4.1. Ingevolge artikel 1, lid 1.15, van de Verordening 2014 wordt onder bestaand bouwperceel verstaan: bouwperceel waarbinnen het geldend bestemmingsplan het bouwen van gebouwen en bijbehorende bouwwerken met een gezamenlijke oppervlakte van meer dan 100 m² toestaat.

Ingevolge lid 1.37 wordt onder GVE verstaan: eenheid waarmee de fosfaatproductie van landbouwhuisdieren wordt uitgedrukt en waarbij 1 GVE overeenkomt met de fosfaatproductie van één melkkoe.

Ingevolge lid 1.79 wordt onder uitbreiding verstaan: vergroting van een bestaand bouwperceel of bestaand bestemmingsvlak.

Ingevolge lid 1.89 wordt onder vormverandering van een bouwvlak verstaan: wijziging van de begrenzing van een bouw- en bestemmingsvlak zonder dat dit gepaard gaat met een vergroting van de totale oppervlakte.

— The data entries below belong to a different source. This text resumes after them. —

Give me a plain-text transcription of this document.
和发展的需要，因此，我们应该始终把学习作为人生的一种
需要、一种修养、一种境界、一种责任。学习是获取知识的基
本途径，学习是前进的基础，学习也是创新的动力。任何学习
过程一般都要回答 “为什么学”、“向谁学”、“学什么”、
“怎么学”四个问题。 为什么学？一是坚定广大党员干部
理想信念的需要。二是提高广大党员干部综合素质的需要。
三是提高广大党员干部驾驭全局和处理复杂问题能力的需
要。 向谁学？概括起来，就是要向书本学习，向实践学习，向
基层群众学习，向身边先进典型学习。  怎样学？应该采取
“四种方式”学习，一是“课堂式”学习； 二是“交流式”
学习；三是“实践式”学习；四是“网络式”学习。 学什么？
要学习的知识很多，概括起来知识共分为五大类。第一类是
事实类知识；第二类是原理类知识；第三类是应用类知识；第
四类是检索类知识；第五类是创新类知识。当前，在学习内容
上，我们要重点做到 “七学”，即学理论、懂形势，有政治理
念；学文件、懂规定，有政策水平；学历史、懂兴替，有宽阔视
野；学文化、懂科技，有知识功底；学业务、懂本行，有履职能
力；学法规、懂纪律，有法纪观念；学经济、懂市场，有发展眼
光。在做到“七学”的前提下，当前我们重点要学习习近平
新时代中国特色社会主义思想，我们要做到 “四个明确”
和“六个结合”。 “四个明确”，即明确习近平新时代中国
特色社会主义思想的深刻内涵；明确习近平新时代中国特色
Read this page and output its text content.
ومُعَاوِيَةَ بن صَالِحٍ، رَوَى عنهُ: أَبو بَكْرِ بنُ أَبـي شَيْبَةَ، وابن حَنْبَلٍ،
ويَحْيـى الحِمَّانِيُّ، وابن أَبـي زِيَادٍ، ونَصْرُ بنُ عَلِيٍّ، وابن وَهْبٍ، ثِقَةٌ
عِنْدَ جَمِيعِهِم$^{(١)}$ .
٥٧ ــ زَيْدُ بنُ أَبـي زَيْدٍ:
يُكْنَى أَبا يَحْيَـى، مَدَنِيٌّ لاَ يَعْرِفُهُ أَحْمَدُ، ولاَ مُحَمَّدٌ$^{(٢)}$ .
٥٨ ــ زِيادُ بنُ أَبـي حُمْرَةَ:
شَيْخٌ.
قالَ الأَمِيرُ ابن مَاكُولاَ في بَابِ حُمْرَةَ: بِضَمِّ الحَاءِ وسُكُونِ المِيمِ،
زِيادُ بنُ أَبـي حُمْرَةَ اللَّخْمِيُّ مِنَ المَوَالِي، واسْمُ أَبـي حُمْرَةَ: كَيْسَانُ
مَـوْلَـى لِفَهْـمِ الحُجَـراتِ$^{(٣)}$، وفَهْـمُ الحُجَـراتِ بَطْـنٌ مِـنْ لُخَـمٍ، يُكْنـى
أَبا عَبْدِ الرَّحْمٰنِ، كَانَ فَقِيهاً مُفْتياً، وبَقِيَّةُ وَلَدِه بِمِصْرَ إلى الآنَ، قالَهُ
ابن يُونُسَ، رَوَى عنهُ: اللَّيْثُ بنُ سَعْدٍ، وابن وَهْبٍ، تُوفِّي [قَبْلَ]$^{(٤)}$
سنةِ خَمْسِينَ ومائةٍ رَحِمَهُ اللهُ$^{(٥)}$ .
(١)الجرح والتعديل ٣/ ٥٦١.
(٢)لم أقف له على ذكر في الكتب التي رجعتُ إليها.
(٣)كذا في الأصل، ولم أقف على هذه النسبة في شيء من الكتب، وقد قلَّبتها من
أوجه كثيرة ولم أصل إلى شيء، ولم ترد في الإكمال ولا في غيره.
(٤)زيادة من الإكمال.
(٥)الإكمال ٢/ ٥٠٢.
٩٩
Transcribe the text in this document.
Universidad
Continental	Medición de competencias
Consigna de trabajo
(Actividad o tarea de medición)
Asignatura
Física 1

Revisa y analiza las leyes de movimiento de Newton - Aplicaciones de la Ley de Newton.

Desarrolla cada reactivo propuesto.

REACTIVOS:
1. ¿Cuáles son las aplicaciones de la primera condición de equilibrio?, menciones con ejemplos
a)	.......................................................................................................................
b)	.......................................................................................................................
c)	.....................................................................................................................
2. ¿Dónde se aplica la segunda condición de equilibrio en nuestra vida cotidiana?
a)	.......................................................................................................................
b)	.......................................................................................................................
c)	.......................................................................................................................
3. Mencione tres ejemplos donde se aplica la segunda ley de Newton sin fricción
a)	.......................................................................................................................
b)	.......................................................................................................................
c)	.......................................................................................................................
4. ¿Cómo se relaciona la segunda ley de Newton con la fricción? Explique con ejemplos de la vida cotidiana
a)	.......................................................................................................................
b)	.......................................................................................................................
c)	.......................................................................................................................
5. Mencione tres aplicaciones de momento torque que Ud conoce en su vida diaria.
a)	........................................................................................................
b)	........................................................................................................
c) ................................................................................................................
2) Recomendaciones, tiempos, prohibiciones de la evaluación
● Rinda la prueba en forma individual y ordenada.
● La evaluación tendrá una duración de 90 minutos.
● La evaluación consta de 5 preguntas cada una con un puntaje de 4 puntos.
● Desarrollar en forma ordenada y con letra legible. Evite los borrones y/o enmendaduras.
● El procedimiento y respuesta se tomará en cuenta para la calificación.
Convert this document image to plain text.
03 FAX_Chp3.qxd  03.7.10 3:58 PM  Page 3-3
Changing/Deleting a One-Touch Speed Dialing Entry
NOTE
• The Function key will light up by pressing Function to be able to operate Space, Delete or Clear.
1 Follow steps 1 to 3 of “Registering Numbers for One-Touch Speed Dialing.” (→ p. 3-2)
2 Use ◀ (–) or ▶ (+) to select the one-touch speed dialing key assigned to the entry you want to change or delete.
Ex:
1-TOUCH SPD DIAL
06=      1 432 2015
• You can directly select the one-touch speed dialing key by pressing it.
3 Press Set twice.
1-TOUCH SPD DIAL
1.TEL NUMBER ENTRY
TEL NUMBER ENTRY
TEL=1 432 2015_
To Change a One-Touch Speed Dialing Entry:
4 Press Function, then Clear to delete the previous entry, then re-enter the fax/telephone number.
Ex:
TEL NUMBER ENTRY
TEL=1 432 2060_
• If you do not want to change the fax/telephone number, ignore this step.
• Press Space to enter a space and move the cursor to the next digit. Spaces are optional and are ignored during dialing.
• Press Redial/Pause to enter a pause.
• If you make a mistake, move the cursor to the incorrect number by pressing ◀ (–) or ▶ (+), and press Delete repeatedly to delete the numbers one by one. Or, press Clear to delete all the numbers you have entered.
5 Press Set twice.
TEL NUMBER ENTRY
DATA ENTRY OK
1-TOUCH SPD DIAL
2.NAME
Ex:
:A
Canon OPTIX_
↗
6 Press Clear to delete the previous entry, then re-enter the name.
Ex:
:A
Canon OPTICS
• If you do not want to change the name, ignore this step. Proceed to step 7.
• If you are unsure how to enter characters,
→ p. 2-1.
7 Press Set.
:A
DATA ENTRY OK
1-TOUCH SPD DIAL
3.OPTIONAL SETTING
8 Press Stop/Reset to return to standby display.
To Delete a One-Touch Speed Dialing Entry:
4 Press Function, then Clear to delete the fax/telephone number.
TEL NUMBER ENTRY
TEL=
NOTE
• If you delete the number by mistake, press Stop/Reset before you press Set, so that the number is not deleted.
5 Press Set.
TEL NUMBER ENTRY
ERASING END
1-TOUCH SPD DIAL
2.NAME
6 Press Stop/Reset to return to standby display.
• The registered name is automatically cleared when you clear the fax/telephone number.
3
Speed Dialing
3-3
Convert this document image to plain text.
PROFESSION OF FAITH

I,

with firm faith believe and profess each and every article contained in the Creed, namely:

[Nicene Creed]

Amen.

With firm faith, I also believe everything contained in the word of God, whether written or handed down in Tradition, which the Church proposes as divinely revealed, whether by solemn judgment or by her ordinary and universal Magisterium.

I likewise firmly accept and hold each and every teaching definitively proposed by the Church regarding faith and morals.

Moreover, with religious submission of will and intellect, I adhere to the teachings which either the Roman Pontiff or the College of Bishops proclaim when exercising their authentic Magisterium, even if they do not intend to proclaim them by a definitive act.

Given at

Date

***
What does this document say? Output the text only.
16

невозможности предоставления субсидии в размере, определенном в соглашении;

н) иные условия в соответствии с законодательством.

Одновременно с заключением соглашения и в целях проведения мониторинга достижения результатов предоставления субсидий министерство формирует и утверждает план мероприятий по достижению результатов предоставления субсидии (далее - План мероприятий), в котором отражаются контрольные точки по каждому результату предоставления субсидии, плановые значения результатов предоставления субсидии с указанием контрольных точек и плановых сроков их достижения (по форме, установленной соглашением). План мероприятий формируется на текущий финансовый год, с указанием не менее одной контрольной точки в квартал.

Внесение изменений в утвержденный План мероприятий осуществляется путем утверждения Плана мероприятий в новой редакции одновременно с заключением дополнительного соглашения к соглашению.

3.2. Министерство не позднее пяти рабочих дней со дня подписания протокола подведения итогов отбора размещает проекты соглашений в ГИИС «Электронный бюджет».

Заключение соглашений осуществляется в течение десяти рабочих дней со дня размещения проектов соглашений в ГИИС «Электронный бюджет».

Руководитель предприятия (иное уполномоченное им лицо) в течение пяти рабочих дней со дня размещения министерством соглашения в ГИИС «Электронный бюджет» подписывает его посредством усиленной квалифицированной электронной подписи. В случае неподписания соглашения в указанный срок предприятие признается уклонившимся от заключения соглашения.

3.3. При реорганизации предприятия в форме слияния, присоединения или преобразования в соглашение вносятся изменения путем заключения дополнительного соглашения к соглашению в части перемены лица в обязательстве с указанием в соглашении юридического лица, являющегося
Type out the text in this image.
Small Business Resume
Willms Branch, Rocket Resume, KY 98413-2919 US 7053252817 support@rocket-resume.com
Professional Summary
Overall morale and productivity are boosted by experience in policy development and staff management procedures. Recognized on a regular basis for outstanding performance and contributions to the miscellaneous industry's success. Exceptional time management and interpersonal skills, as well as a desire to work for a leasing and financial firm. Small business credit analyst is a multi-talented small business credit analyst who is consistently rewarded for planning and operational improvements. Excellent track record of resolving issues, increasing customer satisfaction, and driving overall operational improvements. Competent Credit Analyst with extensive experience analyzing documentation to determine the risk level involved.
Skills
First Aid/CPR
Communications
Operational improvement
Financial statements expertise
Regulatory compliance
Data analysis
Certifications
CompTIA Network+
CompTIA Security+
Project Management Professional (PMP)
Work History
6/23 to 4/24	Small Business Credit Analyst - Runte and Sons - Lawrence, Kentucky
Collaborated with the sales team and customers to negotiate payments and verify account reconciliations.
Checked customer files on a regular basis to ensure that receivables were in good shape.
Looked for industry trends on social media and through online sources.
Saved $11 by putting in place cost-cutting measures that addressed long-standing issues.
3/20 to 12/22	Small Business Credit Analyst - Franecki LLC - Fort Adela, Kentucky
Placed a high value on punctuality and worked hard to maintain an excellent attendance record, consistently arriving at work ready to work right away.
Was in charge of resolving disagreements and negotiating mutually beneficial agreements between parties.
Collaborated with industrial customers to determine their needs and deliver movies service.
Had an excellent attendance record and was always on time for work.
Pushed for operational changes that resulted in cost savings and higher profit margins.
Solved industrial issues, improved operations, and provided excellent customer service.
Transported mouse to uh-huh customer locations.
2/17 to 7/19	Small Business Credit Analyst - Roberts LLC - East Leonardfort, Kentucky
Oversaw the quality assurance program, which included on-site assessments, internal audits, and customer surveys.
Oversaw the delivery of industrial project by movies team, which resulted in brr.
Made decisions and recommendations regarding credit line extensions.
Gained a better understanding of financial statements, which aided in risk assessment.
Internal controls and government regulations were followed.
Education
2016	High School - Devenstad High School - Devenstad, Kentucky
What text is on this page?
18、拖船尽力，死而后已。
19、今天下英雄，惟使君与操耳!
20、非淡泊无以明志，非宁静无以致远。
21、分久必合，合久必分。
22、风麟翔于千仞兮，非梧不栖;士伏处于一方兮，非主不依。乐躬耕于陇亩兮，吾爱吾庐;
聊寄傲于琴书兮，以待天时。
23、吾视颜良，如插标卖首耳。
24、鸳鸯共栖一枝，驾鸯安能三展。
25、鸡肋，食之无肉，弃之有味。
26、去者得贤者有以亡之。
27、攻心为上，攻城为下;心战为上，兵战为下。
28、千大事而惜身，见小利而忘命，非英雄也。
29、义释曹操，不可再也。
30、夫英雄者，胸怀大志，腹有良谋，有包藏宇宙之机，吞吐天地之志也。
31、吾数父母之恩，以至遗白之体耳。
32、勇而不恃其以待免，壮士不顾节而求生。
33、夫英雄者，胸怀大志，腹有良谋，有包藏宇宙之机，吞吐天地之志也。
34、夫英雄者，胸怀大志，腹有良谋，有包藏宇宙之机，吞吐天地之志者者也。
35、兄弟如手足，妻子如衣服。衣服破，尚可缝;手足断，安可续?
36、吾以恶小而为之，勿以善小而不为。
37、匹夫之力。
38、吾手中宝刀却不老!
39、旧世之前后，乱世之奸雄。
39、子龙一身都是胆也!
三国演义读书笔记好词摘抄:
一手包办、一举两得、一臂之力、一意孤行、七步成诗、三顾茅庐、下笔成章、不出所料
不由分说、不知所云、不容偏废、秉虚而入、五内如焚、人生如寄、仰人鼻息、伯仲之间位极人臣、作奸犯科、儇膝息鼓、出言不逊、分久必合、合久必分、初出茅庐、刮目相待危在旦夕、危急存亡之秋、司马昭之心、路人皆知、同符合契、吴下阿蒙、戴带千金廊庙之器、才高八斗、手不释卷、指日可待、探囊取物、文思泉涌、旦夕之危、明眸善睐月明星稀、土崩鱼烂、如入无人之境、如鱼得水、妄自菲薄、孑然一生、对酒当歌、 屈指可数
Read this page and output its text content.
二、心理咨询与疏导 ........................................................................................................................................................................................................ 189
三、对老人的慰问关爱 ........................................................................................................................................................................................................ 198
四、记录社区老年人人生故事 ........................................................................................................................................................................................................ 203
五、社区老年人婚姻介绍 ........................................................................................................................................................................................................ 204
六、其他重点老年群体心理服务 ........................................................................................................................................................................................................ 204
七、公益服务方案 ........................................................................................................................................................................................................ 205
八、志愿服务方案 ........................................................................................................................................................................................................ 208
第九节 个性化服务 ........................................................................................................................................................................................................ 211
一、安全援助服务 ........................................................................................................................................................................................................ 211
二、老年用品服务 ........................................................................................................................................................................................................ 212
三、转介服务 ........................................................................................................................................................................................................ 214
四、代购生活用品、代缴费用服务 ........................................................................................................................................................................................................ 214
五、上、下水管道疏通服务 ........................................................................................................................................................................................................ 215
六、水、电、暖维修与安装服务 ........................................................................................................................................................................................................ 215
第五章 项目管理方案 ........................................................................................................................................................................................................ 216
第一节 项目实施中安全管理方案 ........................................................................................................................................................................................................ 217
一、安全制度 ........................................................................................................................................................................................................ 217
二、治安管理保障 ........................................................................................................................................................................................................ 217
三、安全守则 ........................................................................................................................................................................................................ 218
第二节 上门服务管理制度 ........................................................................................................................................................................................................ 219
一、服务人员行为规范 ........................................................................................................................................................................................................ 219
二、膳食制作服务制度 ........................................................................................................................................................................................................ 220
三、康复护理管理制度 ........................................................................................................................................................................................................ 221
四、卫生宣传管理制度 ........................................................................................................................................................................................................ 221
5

Ingevolge artikel 2, derde lid, aanhef en onder a, wordt waar in deze verordening gesproken wordt over een bestaand bouwperceel daaronder verstaan datgene wat het geldende bestemmingsplan zonder toepassing van wijzigingsbevoegdheden toestaat.

Ingevolge artikel 6.3, eerste lid, aanhef en onder b, kan een bestemmingsplan dat is gelegen in de groenblauwe mantel voorzien in een uitbreiding van een veehouderij, mits het bouwperceel ten hoogste 1,5 ha bedraagt.

Ingevolge artikel 6.4, eerste lid, aanhef en onder a, kan een bestemmingsplan in afwijking van artikel 6.3, eerste lid, onder b, een uitbreiding van een zorgvuldige veehouderij boven de 1,5 ha mogelijk maken indien de veehouderij blijvend beschikt over voldoende grond voor een veebezetting van 2 GVE per ha grond of minder.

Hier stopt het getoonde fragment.